Dáil debates

Wednesday, 22 February 2012

 

Health Services: Motion (Resumed)

5:00 pm

Photo of Richard Boyd BarrettRichard Boyd Barrett (Dún Laoghaire, People Before Profit Alliance)

It is time the Government admitted the reality of what is happening in the health service and dispensed with the ridiculous and meaningless slogan of "getting more for less". The evidence everywhere is that as a result of the vicious cuts the Government is imposing on the health service, we are getting considerably less for less. Sick and vulnerable people, including children in Crumlin and Temple Street hospitals, are suffering as a result of the cuts. It is as simple as that. Sick children are waiting on trolleys for hours on end. The most vulnerable members of our society, those who most need to be protected and cared for when they are unwell, are feeling the effects. When there are reductions in ambulance and accident and emergency services, bed closures and reduction in the numbers of health professionals in the system, one is inevitably faced with a disaster descending on the health service. That disaster will only get worse as rising health insurance premia mean that more people will be forced to depend on a public system that is entirely unfit for purpose and being carved up in order to pay off the bankers and bondholders who have ruined the economy of the State and are ruining the European economy.
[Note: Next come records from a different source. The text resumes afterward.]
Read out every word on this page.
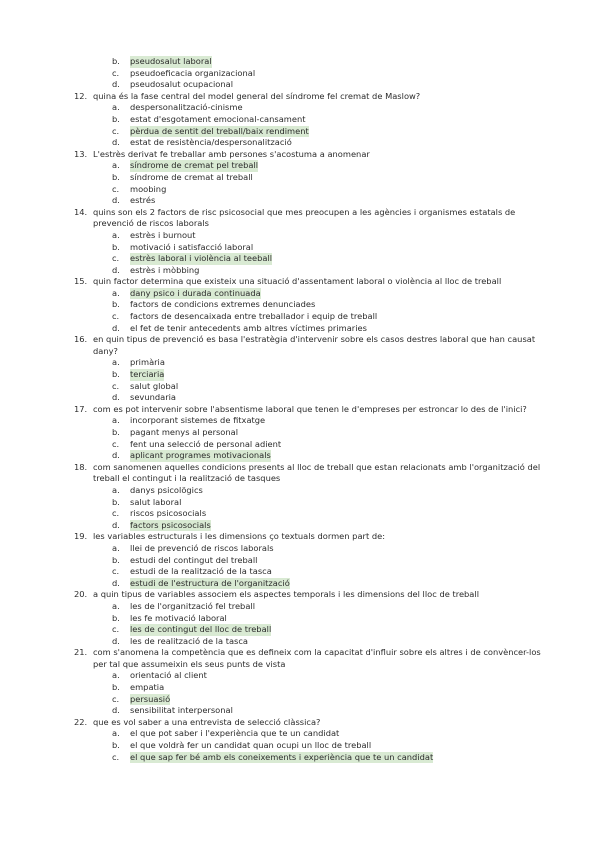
b. pseudosalut laboral
c. pseudoeficacia organizacional
d. pseudosalut ocupacional
12. quina és la fase central del model general del síndrome fel cremat de Maslow?
a. despersonalització-cinisme
b. estat d'esgotament emocional-cansament
c. pèrdua de sentit del treball/baix rendiment
d. estat de resistència/despersonalització
13. L'estrès derivat fe treballar amb persones s'acostuma a anomenar
a. síndrome de cremat pel treball
b. síndrome de cremat al treball
c. moobing
d. estrés
14. quins son els 2 factors de risc psicosocial que mes preocupen a les agències i organismes estatals de prevenció de riscos laborals
a. estrès i burnout
b. motivació i satisfacció laboral
c. estrès laboral i violència al teeball
d. estrès i mòbbing
15. quin factor determina que existeix una situació d'assentament laboral o violència al lloc de treball
a. dany psico i durada continuada
b. factors de condicions extremes denunciades
c. factors de desencaixada entre treballador i equip de treball
d. el fet de tenir antecedents amb altres víctimes primaries
16. en quin tipus de prevenció es basa l'estratègia d'intervenir sobre els casos destres laboral que han causat dany?
a. primària
b. terciaria
c. salut global
d. sevundaria
17. com es pot intervenir sobre l'absentisme laboral que tenen le d'empreses per estroncar lo des de l'inici?
a. incorporant sistemes de fitxatge
b. pagant menys al personal
c. fent una selecció de personal adient
d. aplicant programes motivacionals
18. com sanomenen aquelles condicions presents al lloc de treball que estan relacionats amb l'organització del treball el contingut i la realització de tasques
a. danys psicolögics
b. salut laboral
c. riscos psicosocials
d. factors psicosocials
19. les variables estructurals i les dimensions ço textuals dormen part de:
a. llei de prevenció de riscos laborals
b. estudi del contingut del treball
c. estudi de la realització de la tasca
d. estudi de l'estructura de l'organització
20. a quin tipus de variables associem els aspectes temporals i les dimensions del lloc de treball
a. les de l'organització fel treball
b. les fe motivació laboral
c. les de contingut del lloc de treball
d. les de realització de la tasca
21. com s'anomena la competència que es defineix com la capacitat d'influir sobre els altres i de convèncer-los per tal que assumeixin els seus punts de vista
a. orientació al client
b. empatia
c. persuasió
d. sensibilitat interpersonal
22. que es vol saber a una entrevista de selecció clàssica?
a. el que pot saber i l'experiència que te un candidat
b. el que voldrà fer un candidat quan ocupi un lloc de treball
c. el que sap fer bé amb els coneixements i experiència que te un candidat
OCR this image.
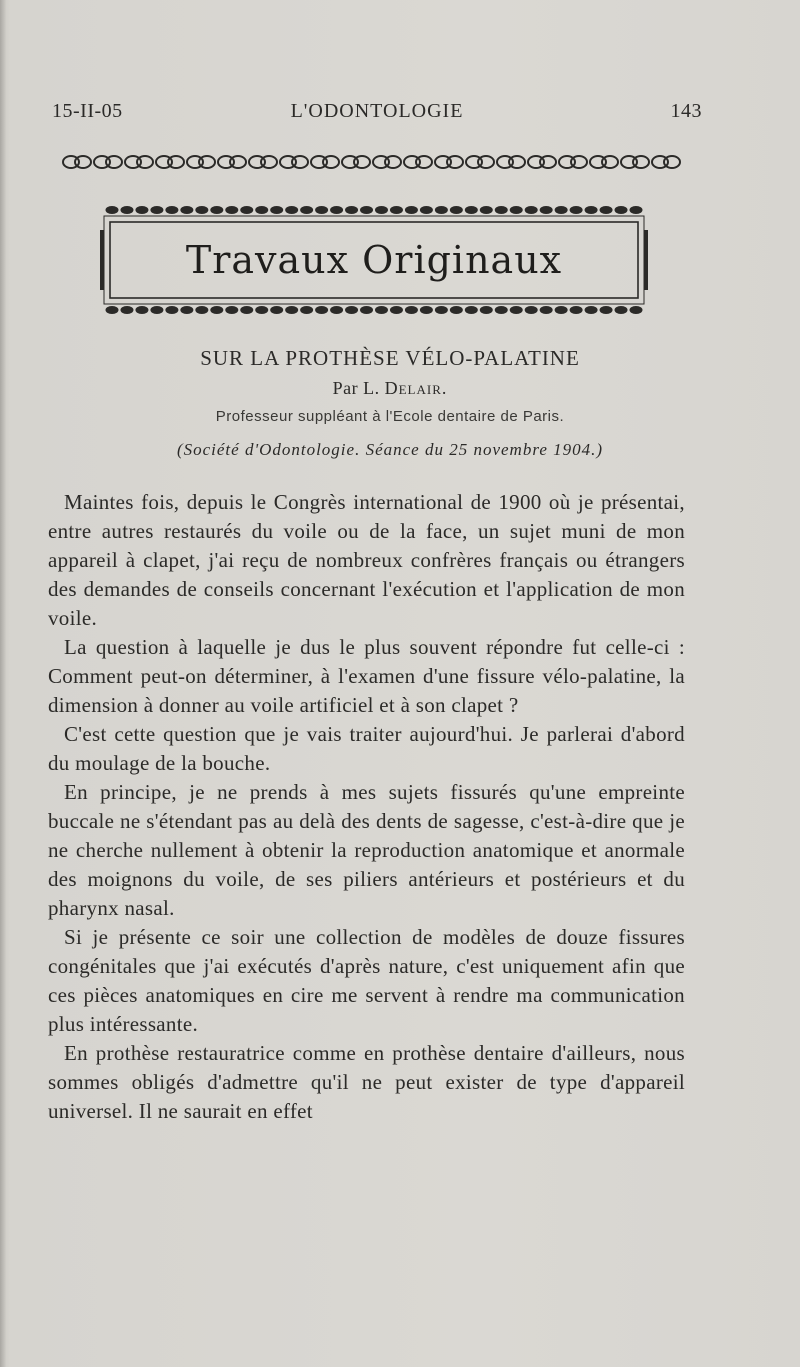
15-II-05	L'ODONTOLOGIE	143
Travaux Originaux
SUR LA PROTHÈSE VÉLO-PALATINE
Par L. Delair.
Professeur suppléant à l'Ecole dentaire de Paris.
(Société d'Odontologie. Séance du 25 novembre 1904.)

Maintes fois, depuis le Congrès international de 1900 où je présentai, entre autres restaurés du voile ou de la face, un sujet muni de mon appareil à clapet, j'ai reçu de nombreux confrères français ou étrangers des demandes de conseils concernant l'exécution et l'application de mon voile.

La question à laquelle je dus le plus souvent répondre fut celle-ci : Comment peut-on déterminer, à l'examen d'une fissure vélo-palatine, la dimension à donner au voile artificiel et à son clapet ?

C'est cette question que je vais traiter aujourd'hui. Je parlerai d'abord du moulage de la bouche.

En principe, je ne prends à mes sujets fissurés qu'une empreinte buccale ne s'étendant pas au delà des dents de sagesse, c'est-à-dire que je ne cherche nullement à obtenir la reproduction anatomique et anormale des moignons du voile, de ses piliers antérieurs et postérieurs et du pharynx nasal.

Si je présente ce soir une collection de modèles de douze fissures congénitales que j'ai exécutés d'après nature, c'est uniquement afin que ces pièces anatomiques en cire me servent à rendre ma communication plus intéressante.

En prothèse restauratrice comme en prothèse dentaire d'ailleurs, nous sommes obligés d'admettre qu'il ne peut exister de type d'appareil universel. Il ne saurait en effet
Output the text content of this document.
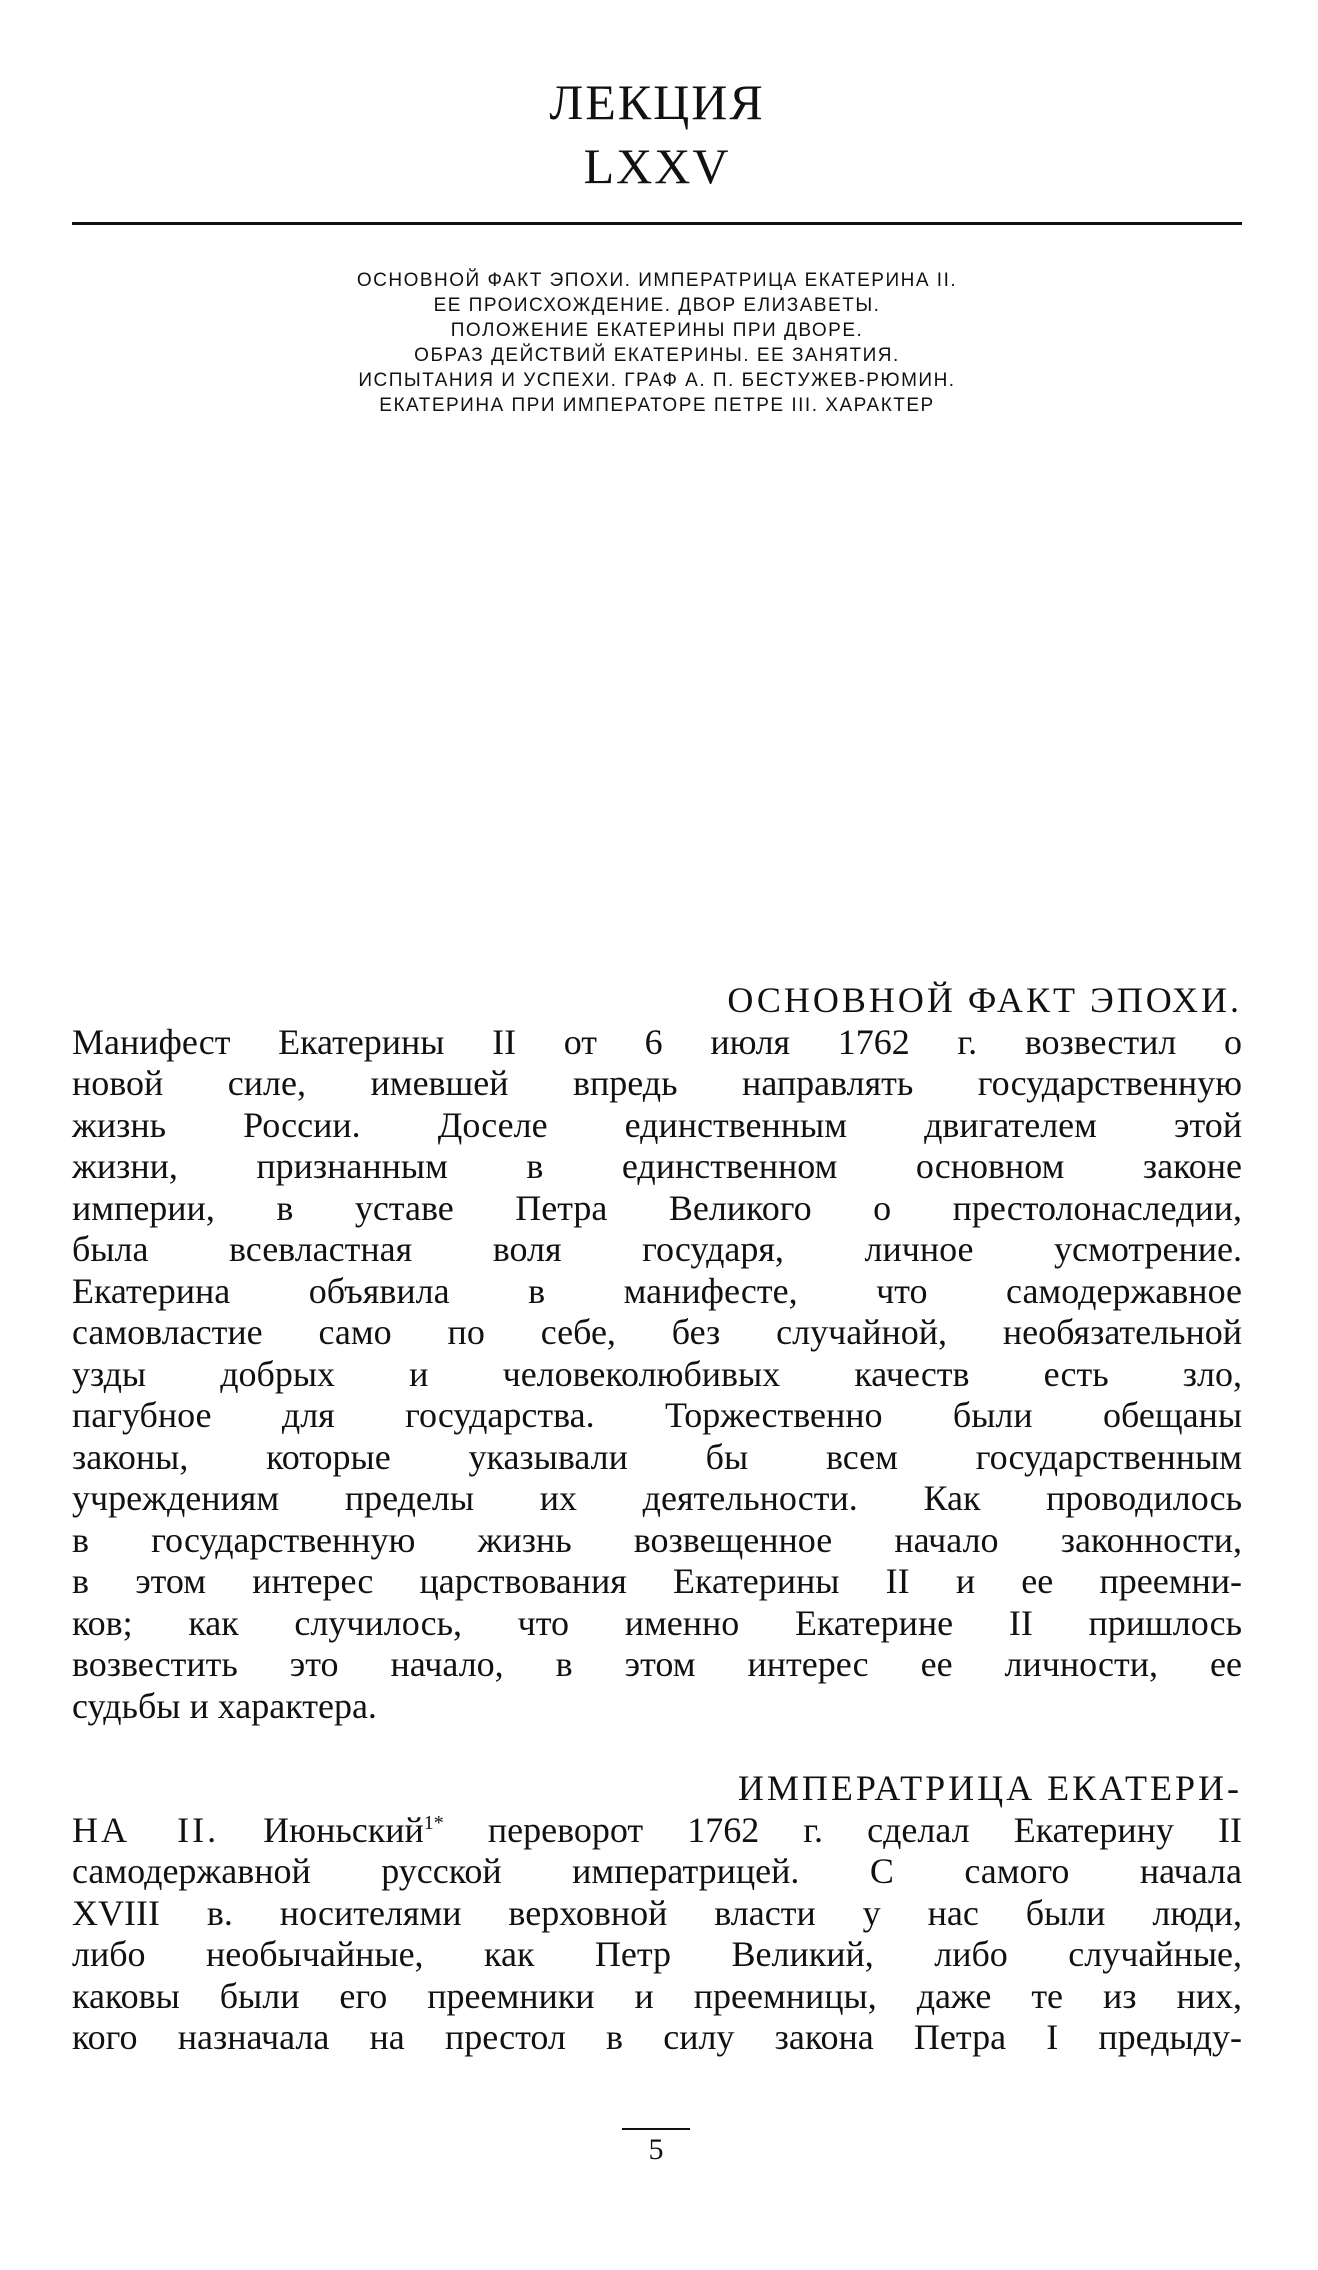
ЛЕКЦИЯ
LXXV
ОСНОВНОЙ ФАКТ ЭПОХИ. ИМПЕРАТРИЦА ЕКАТЕРИНА II.
ЕЕ ПРОИСХОЖДЕНИЕ. ДВОР ЕЛИЗАВЕТЫ.
ПОЛОЖЕНИЕ ЕКАТЕРИНЫ ПРИ ДВОРЕ.
ОБРАЗ ДЕЙСТВИЙ ЕКАТЕРИНЫ. ЕЕ ЗАНЯТИЯ.
ИСПЫТАНИЯ И УСПЕХИ. ГРАФ А. П. БЕСТУЖЕВ-РЮМИН.
ЕКАТЕРИНА ПРИ ИМПЕРАТОРЕ ПЕТРЕ III. ХАРАКТЕР
ОСНОВНОЙ ФАКТ ЭПОХИ.
Манифест Екатерины II от 6 июля 1762 г. возвестил о
новой силе, имевшей впредь направлять государственную
жизнь России. Доселе единственным двигателем этой
жизни, признанным в единственном основном законе
империи, в уставе Петра Великого о престолонаследии,
была всевластная воля государя, личное усмотрение.
Екатерина объявила в манифесте, что самодержавное
самовластие само по себе, без случайной, необязательной
узды добрых и человеколюбивых качеств есть зло,
пагубное для государства. Торжественно были обещаны
законы, которые указывали бы всем государственным
учреждениям пределы их деятельности. Как проводилось
в государственную жизнь возвещенное начало законности,
в этом интерес царствования Екатерины II и ее преемни-
ков; как случилось, что именно Екатерине II пришлось
возвестить это начало, в этом интерес ее личности, ее
судьбы и характера.
ИМПЕРАТРИЦА ЕКАТЕРИ-
НА II. Июньский$^{1*}$ переворот 1762 г. сделал Екатерину II
самодержавной русской императрицей. С самого начала
XVIII в. носителями верховной власти у нас были люди,
либо необычайные, как Петр Великий, либо случайные,
каковы были его преемники и преемницы, даже те из них,
кого назначала на престол в силу закона Петра I предыду-
5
The Minister's plans to close down local accident and emergency services in hospitals throughout the State are of particular concern. I have a special interest in St. Columcille's Hospital in Loughlinstown where the plan seems to be - the Minister will not confirm it one way or the other - to shut down the 24 hour accident and emergency service at the end of March. As recently as last month, Professor John Nichols, speaking at the Royal College of Surgeons, stated categorically that the distance a patient had to travel in an ambulance to receive treatment was a matter of life and death. If local 24 hour accident and emergency services were shut down, he said, more people would die. I appeal to the Government to end the butchery of local accident and emergency departments at Loughlinstown and elsewhere and to reinstate those such as the service in Roscommon which have been closed. We must stop the cuts in order to save lives. The bankers and the rich should be made to pay for the economic mess, not the sick and the vulnerable.